Concord Records has been reissuing the Stax Records catalog since acquiring it in 2004, but if it’s releasing them in a systematic way, the system has eluded me. Nonetheless, I scored a yahtzee one day last week when Rufus Thomas’ Do the Funky Chicken (1969), the Dramatics’ Whatcha See is Whatcha Get (1971) and Shirley Brown’s Woman to Woman (1974) arrived in the mail. The three together point toward the demise of Stax in 1975 as they represent a label losing its signature sound as Al Bell attempted to expand the label’s footprint in the market. But all are excellent, particularly the Thomas and Dramatics’ albums.
Do the Funky Chicken has more in common with randy party records than anything by Sam and Dave or Otis Redding. Lyrics are often little more than something to sing while the band grooves on (“Soul Food”), and sometimes less than that (“Old McDonald Had a Farm” – yes, the children’s song). Thomas’ role in his music is to get the party started, whether by starting dances (the title cut, the JB-like non-LP “Itch and Scratch”) or breaking out old favorites such as “Sixty Minute Man” or his rewrite of “Hound Dog” – “Bear Cat.” Thomas isn’t superfluous to the album, though. He phrases his lines sympathetically with the ridiculously funky band and becomes yet another instrument working to make people dance. Lyrically, the album borders on novelty, but there’s nothing novel about its southern funk.
The Dramatics’ Whatcha See is Whatcha Get is the true gem of the bunch. Bell signed the Temptations-like Detroit vocal group, and the album sounds like nothing Stax had released before. Producer Tony Hester (under the name Don Davis) created cinematic, kinetic tracks that made everything sound urgent and meaningful, even songs such as “Get Up and Get Down” and “Hot Pants in the Summertime.” Strings added melancholy undercurrents, while singers Ron Banks and William “Wee Gee” Howard had high-impact styles that added a physical dimension to the songs (most famously, the mouth noises and “HAAAA!” that punctuate the title track). There’s still a deeply funky core to the tracks, but Hester built a contemporary sound that included a lot of reverb (on voices and Dennis Coffey’s fuzzed-out lead guitar) and, on the shimmering “Hot Pants in the Summertime,” a jazz flute. The album’s very much of its moment, but its also sophisticated, urban music with songs and performances that hold up beautifully.

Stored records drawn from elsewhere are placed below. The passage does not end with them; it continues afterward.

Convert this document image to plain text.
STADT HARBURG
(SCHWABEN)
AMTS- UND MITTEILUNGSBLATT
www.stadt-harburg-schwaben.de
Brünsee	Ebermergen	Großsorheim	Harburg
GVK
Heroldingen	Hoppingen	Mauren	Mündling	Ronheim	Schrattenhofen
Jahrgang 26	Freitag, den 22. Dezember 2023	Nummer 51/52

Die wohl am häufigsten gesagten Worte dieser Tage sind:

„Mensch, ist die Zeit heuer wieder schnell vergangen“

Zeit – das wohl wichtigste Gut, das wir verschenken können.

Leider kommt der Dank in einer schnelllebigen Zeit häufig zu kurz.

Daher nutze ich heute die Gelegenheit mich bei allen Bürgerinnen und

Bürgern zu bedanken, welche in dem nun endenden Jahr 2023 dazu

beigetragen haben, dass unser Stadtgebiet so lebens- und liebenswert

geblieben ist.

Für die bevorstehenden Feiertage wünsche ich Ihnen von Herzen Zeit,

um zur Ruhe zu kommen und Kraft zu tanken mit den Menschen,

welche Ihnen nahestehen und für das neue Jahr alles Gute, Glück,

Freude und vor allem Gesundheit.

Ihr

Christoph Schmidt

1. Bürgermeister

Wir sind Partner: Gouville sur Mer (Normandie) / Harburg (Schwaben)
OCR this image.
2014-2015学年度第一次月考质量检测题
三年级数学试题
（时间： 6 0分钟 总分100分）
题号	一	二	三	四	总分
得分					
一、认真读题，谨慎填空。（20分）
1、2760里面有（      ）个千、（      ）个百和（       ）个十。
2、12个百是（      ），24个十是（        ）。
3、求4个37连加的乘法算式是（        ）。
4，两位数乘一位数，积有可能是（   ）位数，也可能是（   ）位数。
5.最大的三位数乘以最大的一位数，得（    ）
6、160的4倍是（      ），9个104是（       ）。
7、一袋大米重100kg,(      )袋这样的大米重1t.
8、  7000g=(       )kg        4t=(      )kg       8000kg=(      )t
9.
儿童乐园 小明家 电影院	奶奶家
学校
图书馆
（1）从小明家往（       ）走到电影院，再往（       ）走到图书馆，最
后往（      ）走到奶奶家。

Woman to Woman‘s very much of its moment too as Shirley Brown fumbles with the onset of a feminist consciousness. In the spoken word intro to the title track, she tells her romantic rival about how she’s the breadwinner in the couple. “The clothes on his back – I buy them / the car he drives – I pay the note every month,” she says. She’s economically empowered, but she sings about how emotionally bound she is to the man who fools around on her. It’s an early 1970s version of blues, and variations on that trope dominate the album. She’ll go on without her guy if she absolutely, positively, really, truly has to, but she’ll put up with the pain and confusion of staying together if he’ll let her because she’s so in love. It’s a stance that Brown shares with Aretha Franklin, but it’s not the only thing they share. Both started singing in church, and Brown’s voice and phrasing are very similar to Franklin’s, so much so that she cut “Ain’t No Way, “Respect” and “Rock Steady” as test recordings for Stax. The tracks are included here, and while they’re not upgrades on Aretha’s versions, they’re very credible alternatives. “Respect” and “Rock Steady” are particularly funky and powerful, so much so that no vocal acrobatics on Brown’s part can win the listener’s attention back from the locomotive funk.
Stax co-founder Jim Stewart oversaw the Shirley Brown sessions, and Woman to Woman is the only album in this bunch that features members of the MGs – the rhythm section of Duck Dunn and Al Jackson – but it doesn’t sound like Stax in its heyday. It’s not as far afield as Whatcha See is Whatcha Get, but it’s a sign that the label didn’t mean quite what it once did. As these albums demonstrate, though, it was still a mark of quality.